In 2000 I was a professional rock musician, in Italy. I played in a reasonably successful band called Modena City Ramblers (yup). We were not villa-and-swimmingpool rich, but were doing reasonably well. For a number of reasons, I decided to quit the band, and start over at the age of 34.
My main asset was that, before I quit my job to become a full-time musician at the age of 28, I had been working as a private sector researcher in the field of economics. I had degrees, a few publications, and some idea of how to make sense of issues involving people and money. I also had a quite deep, firsthand knowledge of the music business. In the early 2000s there was a lot of talking about creative industries; I was an economist, and I knew at least one of them from the inside. It was a start. So I decided to try to become an economist of music and the creative industries.
It was hard to come by any paid work in this area, despite the glamour of my recent musical past that made me quite well-known in some circles. I worked with the City of Modena on a string of music-related projects (mostly designing vocational training courses for would-be music entrepreneurs, with some research thrown in), but I would make 8 to 15.000 euro per gig; it was sustainable… just about. We were doing interesting stuff and would even get some media interest, but I was the lowliest of the low in the ecosystem of economic research. Of course, no stability was anywhere in sight.
I tried to structure this activity a bit more: I started a company, and participated in a bid for running an experimental project funded by the European Social Fund. We won, but it was a disaster nevertheless: it turned out the way these projects are often handled in Italy is very bureaucratic, procedure-oriented instead of result-oriented. The amount of red tape was horrible and very expensive, and everybody operated under the assumption that everybody was just out to get a share of public funding, with no commitment to achieving anything of substance. My company (less so the other partners in the consortium) ended up doing a good job, but we also ended up losing money rather than making it. I left this space immediately after, and I’m not planning to be back.
Fortunately, I had overinvested in these smalltime projects. They paid my bills, and as long as my bills were payed I worked very hard, going for outputs that were worth several times more than I was getting paid for. It did not make any economic sense at the time, but it did give me a good conceptual arsenal. Also fortunately, the music industry got caught in the digital storm early in the game: Napster reached its peak in 2001. My band had been running websites and experimenting with new media since 1998. So I already had some sense of how to use simple Internet tools (first mailing lists, then blogs, then social networks) to fuel social dynamics.

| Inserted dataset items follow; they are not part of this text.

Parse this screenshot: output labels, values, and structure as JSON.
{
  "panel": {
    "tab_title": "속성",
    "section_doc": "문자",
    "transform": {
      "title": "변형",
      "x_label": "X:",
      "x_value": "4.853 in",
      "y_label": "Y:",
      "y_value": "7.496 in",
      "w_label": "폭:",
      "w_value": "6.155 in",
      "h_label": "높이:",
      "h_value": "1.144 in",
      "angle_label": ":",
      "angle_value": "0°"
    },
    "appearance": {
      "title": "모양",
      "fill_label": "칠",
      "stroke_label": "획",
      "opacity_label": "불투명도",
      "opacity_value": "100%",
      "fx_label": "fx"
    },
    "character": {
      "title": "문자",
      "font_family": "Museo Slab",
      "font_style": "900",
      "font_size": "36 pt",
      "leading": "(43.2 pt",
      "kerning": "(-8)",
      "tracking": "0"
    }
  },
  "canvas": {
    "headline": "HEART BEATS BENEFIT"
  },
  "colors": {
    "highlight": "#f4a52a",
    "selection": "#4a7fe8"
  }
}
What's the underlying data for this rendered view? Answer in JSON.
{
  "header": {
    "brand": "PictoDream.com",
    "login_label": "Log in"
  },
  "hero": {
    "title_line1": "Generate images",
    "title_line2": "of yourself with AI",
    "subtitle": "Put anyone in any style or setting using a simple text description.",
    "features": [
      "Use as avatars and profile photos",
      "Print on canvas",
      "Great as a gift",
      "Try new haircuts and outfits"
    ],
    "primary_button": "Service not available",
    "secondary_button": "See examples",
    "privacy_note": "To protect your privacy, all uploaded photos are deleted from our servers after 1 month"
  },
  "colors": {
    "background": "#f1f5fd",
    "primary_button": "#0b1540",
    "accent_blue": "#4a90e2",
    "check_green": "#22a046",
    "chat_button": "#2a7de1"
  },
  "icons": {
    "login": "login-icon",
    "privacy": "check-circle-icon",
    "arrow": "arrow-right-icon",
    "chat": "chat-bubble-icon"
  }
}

So, starting in 2007, the Ministry of Economic Development starting hiring me for consultancy gigs in the creative industries field, that were better paid and more interesting. I deployed Internet tools with everything I did: they cost next to nothing and were very effective, also because they propitiate transparency and trust between public administrations that use them (if they use them well) and citizens. I discovered they are great in enabling collaboration between individual citizens and administrations; this had previously been practically impossible, but now suddenly it was possible, and it had the potential to make public policy more similar to Wikipedia. In one of these gigs I designed and directed Kublai, an online network for peer-to-peer editing of business plans in the creative sector. It worked well. There was something there.
At this point I decided to push my profile from a “vertical” space (creative industries) into an “horizontal” one (online tools for policy). The advantage is obvious: you can and should do online policy in any field, not just in the creativity/culture one. I wanted to be where the momentous decisions are really made, where the best minds are put to work, and that is not cultural policy. As much as I think culture is important, I had to accept that the vast majority of senior decision makers think it is really not a priority. So I wrote some articles and a book called Wikicrazia, intended to be a handbook for understanding and making policy through online tools. Once again, overinvestment: 18 months of (not full-time!) work for a book that I expect to sell 1000 copies. It does not make economic sense. But it does, because my few readers tend to be decision makers: one out of five is a potential client. Also, I used the book to push my profile internationally: I got people working for the White House, the World Bank, Cisco and other international institutions to collaborate and endorse me. The book was picked up by the media, and that gave me the standing of “that Italian guy” that knows about the stuff. Meanwhile I am doing more overinvestment: I started a Ph.D. in network theory, to figure out in a hard science sense why online networks work so well.
I am reasonably satisfied with my transition: I managed not to go bankrupt, even supporting others at time, and reconfigure my life. It does have two problems:
- it is not over: stability is not achieved, and I am not sure it ever will
- it required me to compress my standard of living for several years. Live in small, low-quality accommodation, saving on things like holidays and consumption goods.